La situación laboral en el Puerto de Mar del Plata volvió a generar alarma este jueves durante una conferencia organizada por los gremios marítimos y portuarios en la sede local de la CGT. Los dirigentes sindicales calificaron la situación como “crítica”, cuestionaron las políticas del Gobierno nacional en la actividad pesquera y alertaron que un posible traspaso de cuotas de pesca de los barcos fresqueros a los congeladores podría “destruir la industria pesquera” de la ciudad.
Durante la reunión, los referentes sindicales coincidieron en que, pese a las diferencias con el sector empresario en medio de negociaciones paritarias y otros conflictos, “el trabajo es importante y hoy está en riesgo”, y reclamaron mayor visibilidad de los empresarios en el debate.

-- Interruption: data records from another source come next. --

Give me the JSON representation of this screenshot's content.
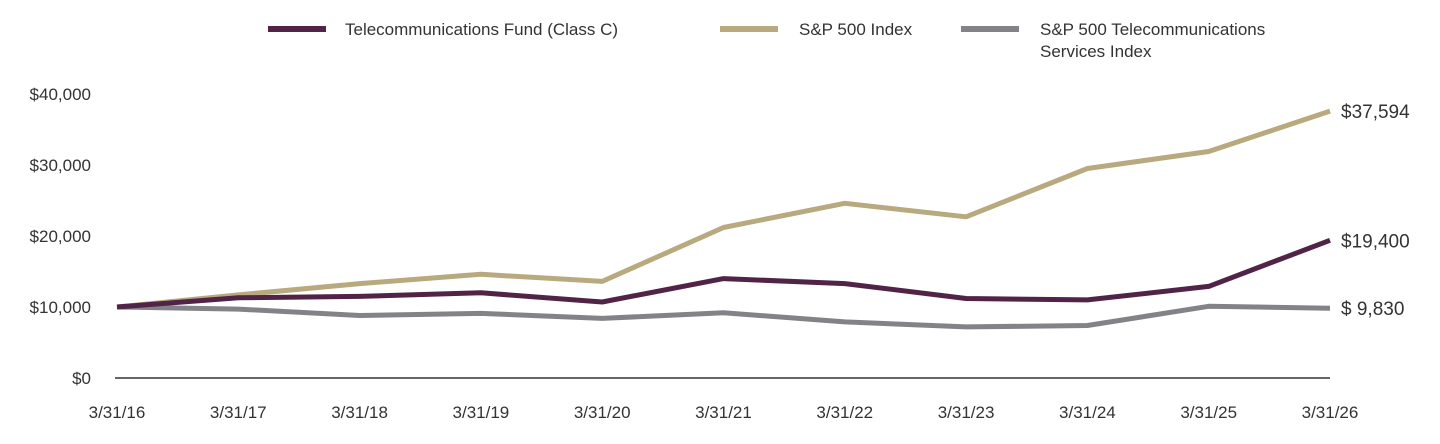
{
  "chart_data": {
    "type": "line",
    "x": [
      "3/31/16",
      "3/31/17",
      "3/31/18",
      "3/31/19",
      "3/31/20",
      "3/31/21",
      "3/31/22",
      "3/31/23",
      "3/31/24",
      "3/31/25",
      "3/31/26"
    ],
    "series": [
      {
        "name": "Telecommunications Fund (Class C)",
        "color": "#512447",
        "values": [
          10000,
          11300,
          11500,
          12000,
          10700,
          14000,
          13300,
          11200,
          11000,
          12900,
          19400
        ],
        "end_label": "$19,400"
      },
      {
        "name": "S&P 500 Index",
        "color": "#b8aa7e",
        "values": [
          10000,
          11700,
          13300,
          14600,
          13600,
          21200,
          24600,
          22700,
          29500,
          31900,
          37594
        ],
        "end_label": "$37,594"
      },
      {
        "name": "S&P 500 Telecommunications Services Index",
        "name_lines": [
          "S&P 500 Telecommunications",
          "Services Index"
        ],
        "color": "#838286",
        "values": [
          10000,
          9700,
          8800,
          9100,
          8400,
          9200,
          7900,
          7200,
          7400,
          10100,
          9830
        ],
        "end_label": "$  9,830"
      }
    ],
    "y_ticks": [
      0,
      10000,
      20000,
      30000,
      40000
    ],
    "y_tick_labels": [
      "$0",
      "$10,000",
      "$20,000",
      "$30,000",
      "$40,000"
    ],
    "ylim": [
      0,
      40000
    ],
    "title": "",
    "xlabel": "",
    "ylabel": "",
    "grid": false,
    "legend_position": "top"
  }
}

El foco central de preocupación es una medida que aún se analiza en el Consejo Federal Pesquero, la transferencia de cuotas de los barcos fresqueros a los congeladores. Según los sindicatos, esta decisión pondría en riesgo miles de puestos de trabajo y provocaría “un golpe histórico” para la economía local.
José Luis Rocha, secretario general de la CGT Regional Mar del Plata, advirtió que la industria portuaria representa más del 30% de la economía de la ciudad y que cualquier medida que limite su actividad tendría un impacto grave. “Si esta ley se aprueba, van a destruir la industria pesquera de nuestra ciudad”, sostuvo.

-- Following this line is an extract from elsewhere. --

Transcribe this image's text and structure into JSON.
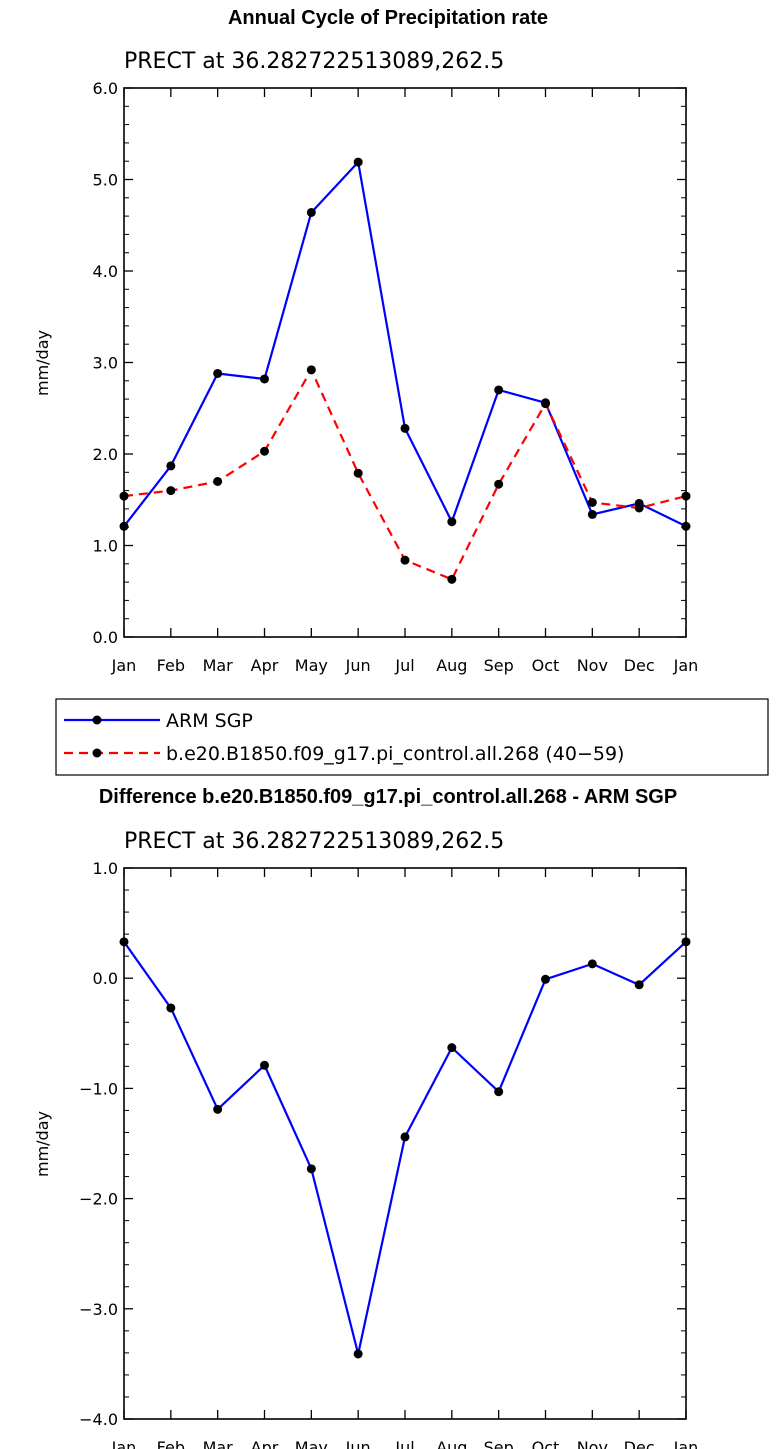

Pablo Trueba, secretario general del Sindicato Marítimo de Pescadores (Simape), recordó que los conflictos por las cuotas pesqueras se remontan al tratamiento de la Ley Bases y denunció que hoy la falta de diálogo con el Gobierno complica la situación. “En el gobierno de Milei todo es grave porque no nos escucha nadie”, afirmó. Además, pidió mayor involucramiento del empresariado local.
Carlos Mezzamico, del Sindicato Único de Portuarios Argentinos (SUPA), trazó un paralelismo histórico: “De más de 200 lanchitas amarillas que había, hoy quedan 15. Con el sector fresquero pasará lo mismo”. Destacó que la flota fresquera es clave para el empleo en tierra y alertó que el impacto de la pérdida de actividad portuaria se sentiría en toda la ciudad.
Cristian Guillén, delegado del Centro de Patrones y Oficiales Fluviales de Pesca, denunció que las medidas del Gobierno no solo afectan a la industria, sino también a la soberanía del recurso pesquero y a la seguridad de las embarcaciones. “No vamos a permitir que conviertan al mar en un cementerio”, advirtió.
La conferencia contó también con la participación de representantes del SOMU, Guincheros y otros sindicatos vinculados a la actividad, quienes coincidieron en la gravedad de la situación y la necesidad de unir esfuerzos para defender la pesca en Mar del Plata.